As Kathleen pointed out last week's tip on how to get a publishing deal only made it to the lift of the publisher's office. So this week I'm going to make sure you end up right where you need to be: The publisher's window to his office.

Remember just posting off blind loads of letters, a synopsis and your three chapters is just not going to cut any ice - unless you have the luck of a lottery winner - so listen this is what you do:

Research is vital. Not only do you need to find a publisher that is likely to be interested in your type of work, you also need to find out which window cleaning firm they use. Try google if you're not sure.

Then - you still with me? Then get a job with that window cleaning firm and conceal your manuscript inside your overalls and climb to the right window ( don't look down.) As you clean the window you'll find that the water enables your script to stick to the window. Make sure you leave your name and contact details and that you have a get away plan should things turn nasty.

Do let me know how you get on!

Picture credit: Peter Pearson


Stella said...

Like I done told ya, Mr.
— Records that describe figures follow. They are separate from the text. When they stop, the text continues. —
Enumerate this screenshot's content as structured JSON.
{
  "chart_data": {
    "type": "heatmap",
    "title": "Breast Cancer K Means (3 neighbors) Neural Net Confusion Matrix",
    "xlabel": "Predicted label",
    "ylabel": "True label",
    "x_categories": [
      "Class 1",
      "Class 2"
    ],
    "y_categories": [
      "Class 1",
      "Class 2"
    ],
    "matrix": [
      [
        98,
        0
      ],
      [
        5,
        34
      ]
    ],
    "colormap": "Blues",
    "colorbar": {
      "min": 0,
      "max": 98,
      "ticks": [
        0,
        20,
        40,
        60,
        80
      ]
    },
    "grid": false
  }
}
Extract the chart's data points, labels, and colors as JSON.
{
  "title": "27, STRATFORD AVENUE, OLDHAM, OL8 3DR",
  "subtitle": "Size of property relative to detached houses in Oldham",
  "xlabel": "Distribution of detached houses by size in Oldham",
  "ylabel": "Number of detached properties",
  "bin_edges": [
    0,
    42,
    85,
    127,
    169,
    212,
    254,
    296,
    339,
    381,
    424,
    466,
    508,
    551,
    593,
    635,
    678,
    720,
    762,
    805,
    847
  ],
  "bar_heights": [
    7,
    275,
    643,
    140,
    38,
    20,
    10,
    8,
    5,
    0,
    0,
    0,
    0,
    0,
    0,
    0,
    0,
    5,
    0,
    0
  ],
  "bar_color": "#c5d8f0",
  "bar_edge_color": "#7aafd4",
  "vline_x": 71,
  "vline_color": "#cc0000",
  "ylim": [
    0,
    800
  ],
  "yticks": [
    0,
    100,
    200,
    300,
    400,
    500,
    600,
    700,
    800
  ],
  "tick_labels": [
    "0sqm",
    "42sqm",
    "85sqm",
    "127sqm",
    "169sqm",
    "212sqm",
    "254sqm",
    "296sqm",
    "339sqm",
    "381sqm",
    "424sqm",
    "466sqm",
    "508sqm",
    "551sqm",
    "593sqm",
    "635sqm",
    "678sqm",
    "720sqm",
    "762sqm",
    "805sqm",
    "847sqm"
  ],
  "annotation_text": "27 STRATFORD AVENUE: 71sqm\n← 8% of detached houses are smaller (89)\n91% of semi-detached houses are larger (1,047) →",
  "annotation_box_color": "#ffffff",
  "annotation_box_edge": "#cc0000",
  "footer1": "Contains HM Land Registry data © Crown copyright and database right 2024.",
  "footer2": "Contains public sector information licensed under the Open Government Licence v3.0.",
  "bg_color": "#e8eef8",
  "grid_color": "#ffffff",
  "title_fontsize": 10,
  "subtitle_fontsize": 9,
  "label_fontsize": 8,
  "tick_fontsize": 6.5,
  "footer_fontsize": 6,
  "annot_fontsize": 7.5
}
Ranger, yer goin' about things like a daredevil. I know I said you could become the facialist or hair stylist of the editor in question - and, you said, that was women's work. Now I'd hate to quarrel with an upstandin' citizen such as yourself on such a matter - I think we'd end up tradin' some gunshots, and that ain't the kind of example you want to set for the good folks. Anyhow, I neglected to mention that there wasn't no shame in your becomin' a barber or a shoeshiner. Seems a whole heckofalot less dangerous than this fancy window cleaning notion of yours.

The Lone Ranger said...

Stella: I actually listened to you and sent Tonto off to be a hair stylist (although he protested much.) 2 days later he got a 3 book deal with a 3 figure advance.

He's not taking my calls anymore.

Anyone want to be my new sidekick? Stella?

Stella said...

Mmm, that's a mighty interestin' proposition. How much kickin' does a sidekick do?

kathleenmaher said...

I see your point, Stella. But the drama of the window washer shouldn't go overlooked. The Lone Ranger's style might not be right for everyone, but swooping into someone's 34th floor office, clinging to a thin cable, has panache.
Were I a publisher, a move like that probably would prompt me to move the mss. out of the slush--before I called the police.

Stella said...

You would take his side, wouldn't you?